Three days later, McClain died.
McClain’s last words, “I can’t breathe,” would be the same dying refrain of George Floyd nine months later.
A year ago today, on Nov. 22, 2019, the Aurora police department announced no charges would be pressed against the three police officers in McClain’s case. Since then, his death has sparked five ongoing police investigations in Aurora.
This student-led video tribute, organized by the Cultural Events Board (CEB), will be a way to celebrate and honor McClain’s life.
Carson Becker, the social media chair for CUSG, will be directing the tribute video. He said he wants it to be “similar to the spirit of Elijah, warm and inviting” and to “channel a theme of empathy.”
“I want to do (Elijah’s story) justice to the best of my ability,” Becker continued. “As I learn more about Elijah, I get more and more heartbroken about the way he was treated. Yet, I also look at the positivity he carried through his life.”
The most important part is to honor the memory of McClain, rather than creating a broader call to action for police accountability.
“This is a memorial,” Anita Dumar, a violinist from the Ivalas Quartet, said. “It is really important to us that Elijah is remembered and honored in the way his family knows him best. We don’t want any distractions to come from that. We are very honored to get to be a part of remembering and memorializing a very significant person.”

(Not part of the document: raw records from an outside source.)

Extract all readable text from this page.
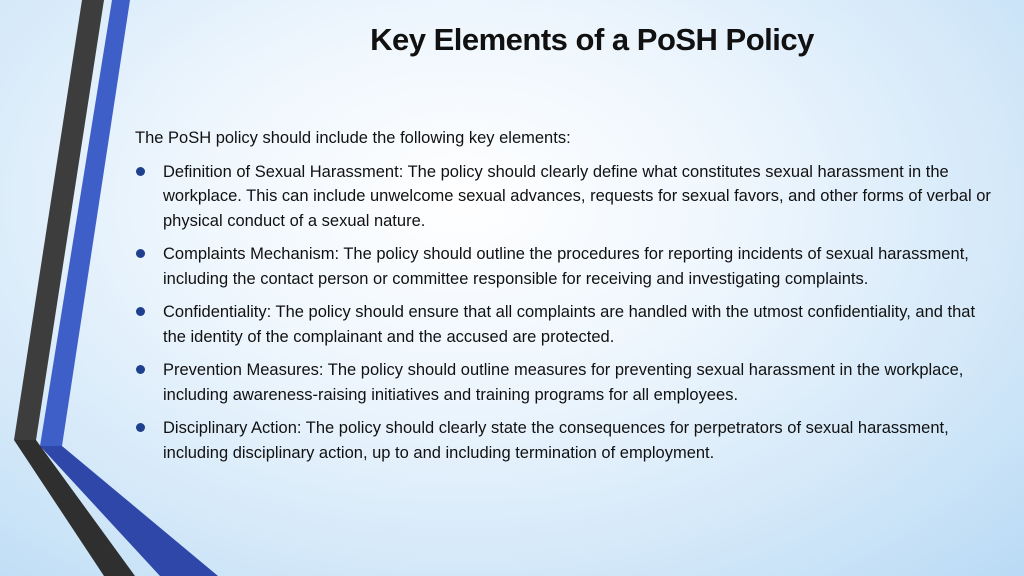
Key Elements of a PoSH Policy

The PoSH policy should include the following key elements:

Definition of Sexual Harassment: The policy should clearly define what constitutes sexual harassment in the workplace. This can include unwelcome sexual advances, requests for sexual favors, and other forms of verbal or physical conduct of a sexual nature.
Complaints Mechanism: The policy should outline the procedures for reporting incidents of sexual harassment, including the contact person or committee responsible for receiving and investigating complaints.
Confidentiality: The policy should ensure that all complaints are handled with the utmost confidentiality, and that the identity of the complainant and the accused are protected.
Prevention Measures: The policy should outline measures for preventing sexual harassment in the workplace, including awareness-raising initiatives and training programs for all employees.
Disciplinary Action: The policy should clearly state the consequences for perpetrators of sexual harassment, including disciplinary action, up to and including termination of employment.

For the video, Dumar and the rest of the Ivalas Quartet are playing their arrangement “A Change is Gonna Come,” a song chosen by Sheneen McClain, the mother of Elijah McClain. After R&B singer Sam Cooke released “A Change is Gonna Come” in 1964, the song soon became into an anthem for the Civil Rights Movement. In 2020, as police brutality and racial injustice continue in the United States, the song is as relevant as ever.

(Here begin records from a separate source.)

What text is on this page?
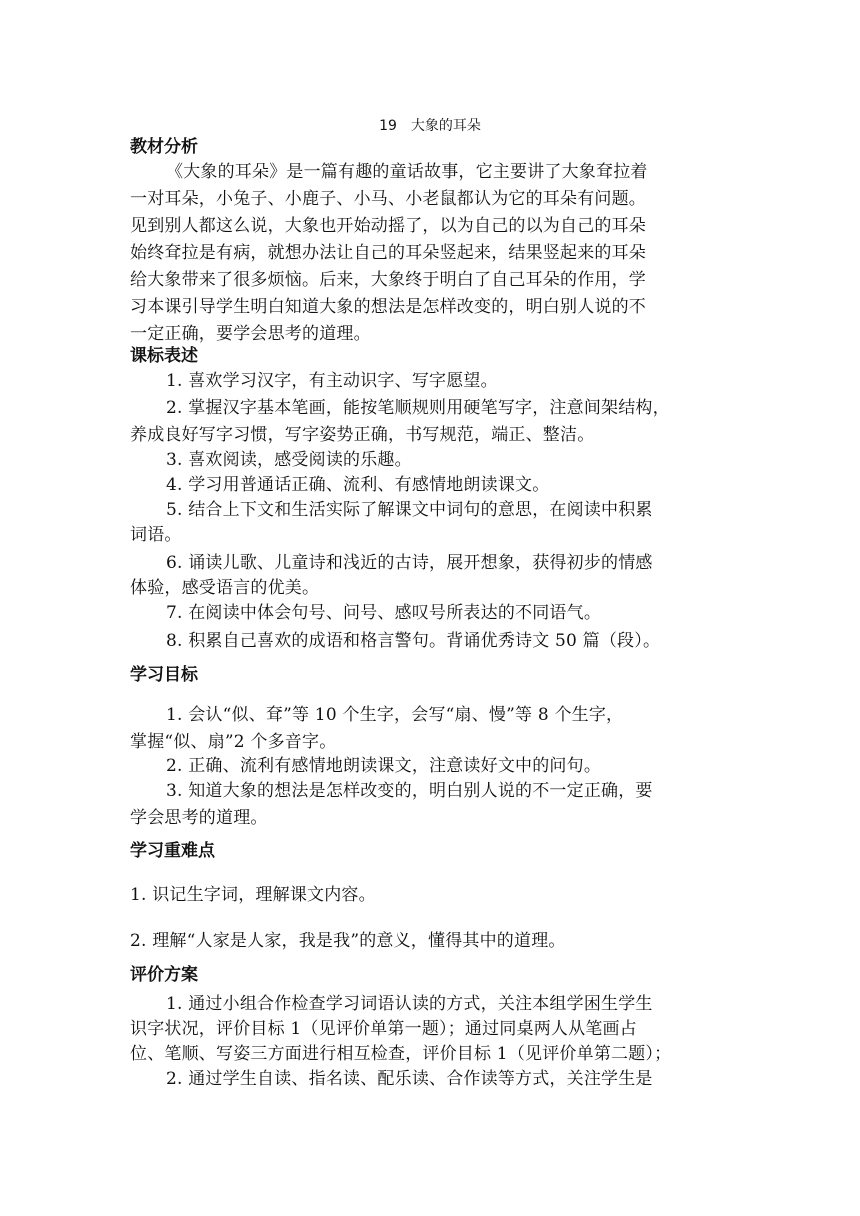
19　大象的耳朵
教材分析
《大象的耳朵》是一篇有趣的童话故事，它主要讲了大象耷拉着
一对耳朵，小兔子、小鹿子、小马、小老鼠都认为它的耳朵有问题。
见到别人都这么说，大象也开始动摇了，以为自己的以为自己的耳朵
始终耷拉是有病，就想办法让自己的耳朵竖起来，结果竖起来的耳朵
给大象带来了很多烦恼。后来，大象终于明白了自己耳朵的作用，学
习本课引导学生明白知道大象的想法是怎样改变的，明白别人说的不
一定正确，要学会思考的道理。
课标表述
1. 喜欢学习汉字，有主动识字、写字愿望。
2. 掌握汉字基本笔画，能按笔顺规则用硬笔写字，注意间架结构，
养成良好写字习惯，写字姿势正确，书写规范，端正、整洁。
3. 喜欢阅读，感受阅读的乐趣。
4. 学习用普通话正确、流利、有感情地朗读课文。
5. 结合上下文和生活实际了解课文中词句的意思，在阅读中积累
词语。
6. 诵读儿歌、儿童诗和浅近的古诗，展开想象，获得初步的情感
体验，感受语言的优美。
7. 在阅读中体会句号、问号、感叹号所表达的不同语气。
8. 积累自己喜欢的成语和格言警句。背诵优秀诗文 50 篇（段）。
学习目标
1. 会认“似、耷”等 10 个生字，会写“扇、慢”等 8 个生字，
掌握“似、扇”2 个多音字。
2. 正确、流利有感情地朗读课文，注意读好文中的问句。
3. 知道大象的想法是怎样改变的，明白别人说的不一定正确，要
学会思考的道理。
学习重难点
1. 识记生字词，理解课文内容。
2. 理解“人家是人家，我是我”的意义，懂得其中的道理。
评价方案
1. 通过小组合作检查学习词语认读的方式，关注本组学困生学生
识字状况，评价目标 1（见评价单第一题）；通过同桌两人从笔画占
位、笔顺、写姿三方面进行相互检查，评价目标 1（见评价单第二题）；
2. 通过学生自读、指名读、配乐读、合作读等方式，关注学生是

The string quartet arrangement is particularly fitting, considering McClain was a self-taught violinist, who played for stray cats in local animal shelters.
According to Pedro Sánchez, the Ivalas Quartet’s cellist, creating this arrangement was “a very challenging and emotional process.”

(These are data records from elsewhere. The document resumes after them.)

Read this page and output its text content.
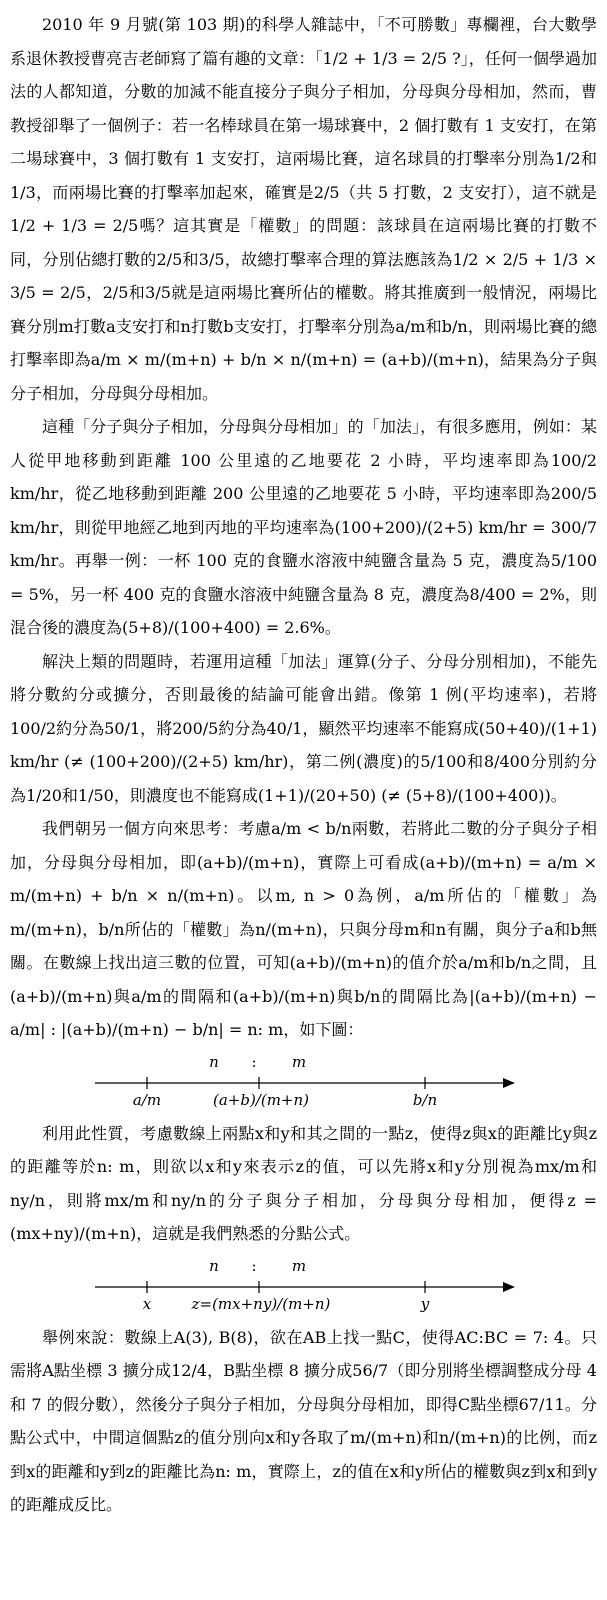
2010 年 9 月號(第 103 期)的科學人雜誌中，「不可勝數」專欄裡，台大數學系退休教授曹亮吉老師寫了篇有趣的文章：「1/2 + 1/3 = 2/5 ?」，任何一個學過加法的人都知道，分數的加減不能直接分子與分子相加，分母與分母相加，然而，曹教授卻舉了一個例子：若一名棒球員在第一場球賽中，2 個打數有 1 支安打，在第二場球賽中，3 個打數有 1 支安打，這兩場比賽，這名球員的打擊率分別為1/2和1/3，而兩場比賽的打擊率加起來，確實是2/5（共 5 打數，2 支安打），這不就是1/2 + 1/3 = 2/5嗎？這其實是「權數」的問題：該球員在這兩場比賽的打數不同，分別佔總打數的2/5和3/5，故總打擊率合理的算法應該為1/2 × 2/5 + 1/3 × 3/5 = 2/5，2/5和3/5就是這兩場比賽所佔的權數。將其推廣到一般情況，兩場比賽分別m打數a支安打和n打數b支安打，打擊率分別為a/m和b/n，則兩場比賽的總打擊率即為a/m × m/(m+n) + b/n × n/(m+n) = (a+b)/(m+n)，結果為分子與分子相加，分母與分母相加。

這種「分子與分子相加，分母與分母相加」的「加法」，有很多應用，例如：某人從甲地移動到距離 100 公里遠的乙地要花 2 小時，平均速率即為100/2 km/hr，從乙地移動到距離 200 公里遠的乙地要花 5 小時，平均速率即為200/5 km/hr，則從甲地經乙地到丙地的平均速率為(100+200)/(2+5) km/hr = 300/7 km/hr。再舉一例：一杯 100 克的食鹽水溶液中純鹽含量為 5 克，濃度為5/100 = 5%，另一杯 400 克的食鹽水溶液中純鹽含量為 8 克，濃度為8/400 = 2%，則混合後的濃度為(5+8)/(100+400) = 2.6%。

解決上類的問題時，若運用這種「加法」運算(分子、分母分別相加)，不能先將分數約分或擴分，否則最後的結論可能會出錯。像第 1 例(平均速率)，若將100/2約分為50/1，將200/5約分為40/1，顯然平均速率不能寫成(50+40)/(1+1) km/hr (≠ (100+200)/(2+5) km/hr)，第二例(濃度)的5/100和8/400分別約分為1/20和1/50，則濃度也不能寫成(1+1)/(20+50) (≠ (5+8)/(100+400))。

我們朝另一個方向來思考：考慮a/m < b/n兩數，若將此二數的分子與分子相加，分母與分母相加，即(a+b)/(m+n)，實際上可看成(a+b)/(m+n) = a/m × m/(m+n) + b/n × n/(m+n)。以m, n > 0為例，a/m所佔的「權數」為m/(m+n)，b/n所佔的「權數」為n/(m+n)，只與分母m和n有關，與分子a和b無關。在數線上找出這三數的位置，可知(a+b)/(m+n)的值介於a/m和b/n之間，且(a+b)/(m+n)與a/m的間隔和(a+b)/(m+n)與b/n的間隔比為|(a+b)/(m+n) − a/m| : |(a+b)/(m+n) − b/n| = n: m，如下圖：

n : m
a/m	(a+b)/(m+n)	b/n

利用此性質，考慮數線上兩點x和y和其之間的一點z，使得z與x的距離比y與z的距離等於n: m，則欲以x和y來表示z的值，可以先將x和y分別視為mx/m和ny/n，則將mx/m和ny/n的分子與分子相加，分母與分母相加，便得z = (mx+ny)/(m+n)，這就是我們熟悉的分點公式。

n : m
x	z=(mx+ny)/(m+n)	y

舉例來說：數線上A(3), B(8)，欲在AB上找一點C，使得AC:BC = 7: 4。只需將A點坐標 3 擴分成12/4，B點坐標 8 擴分成56/7（即分別將坐標調整成分母 4 和 7 的假分數），然後分子與分子相加，分母與分母相加，即得C點坐標67/11。分點公式中，中間這個點z的值分別向x和y各取了m/(m+n)和n/(m+n)的比例，而z到x的距離和y到z的距離比為n: m，實際上，z的值在x和y所佔的權數與z到x和到y的距離成反比。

“I have been very passionate about making this arrangement because of the context it entails,” Sánchez shared. “This song touches me in a very special way. There are some very powerful lines in that song. I am doing the best I can to translate those into the melody of the string quartet.”
Against the musical backdrop, CU student leaders, including Kenny Blackwell, Jesse Riveras, Emmanuel Howard, Dawn Bulbula and Aristotle Bougas, will perform original spoken word pieces in remembrance of McClain.
The students involved hope these words will also inspire the community to reflect on the tragedy of a young life lost too soon and to understand the perspectives of people of color facing the threat of police violence on a daily basis.
“We want people to be to be reflective on why we have to be are here, paying tribute to his life,” Dumar said. “We don’t want to be doing these memorials anymore. We are hoping that it pulls people back into remembering why we are here, why we are doing this and what we need to do as a society to move forward from this.”
“Hopefully as a community, we can take a step back and say, ‘This is what we are really fighting for: the human impact,’” Jemil Kassahun, the student outreach coordinator for CEB, said. “This is what we want to say: have empathy and sympathy for Elijah’s life and for other people in similar positions. Try to get a new perspective of people walking in his shoes.”
By celebrating McClain’s life, Tania Blanga, the social media coordinator for CEB, also hopes to combat the “negativity” and “hatred” that is “bringing down our community, state and country,” especially surrounding the Black Lives Matter movement and protests against police brutality.
“We are (sending out) positive messages of love, peace and humanity,” Blanga declared. “It is time to embody the spirit of Elijah, his positivity and happiness.”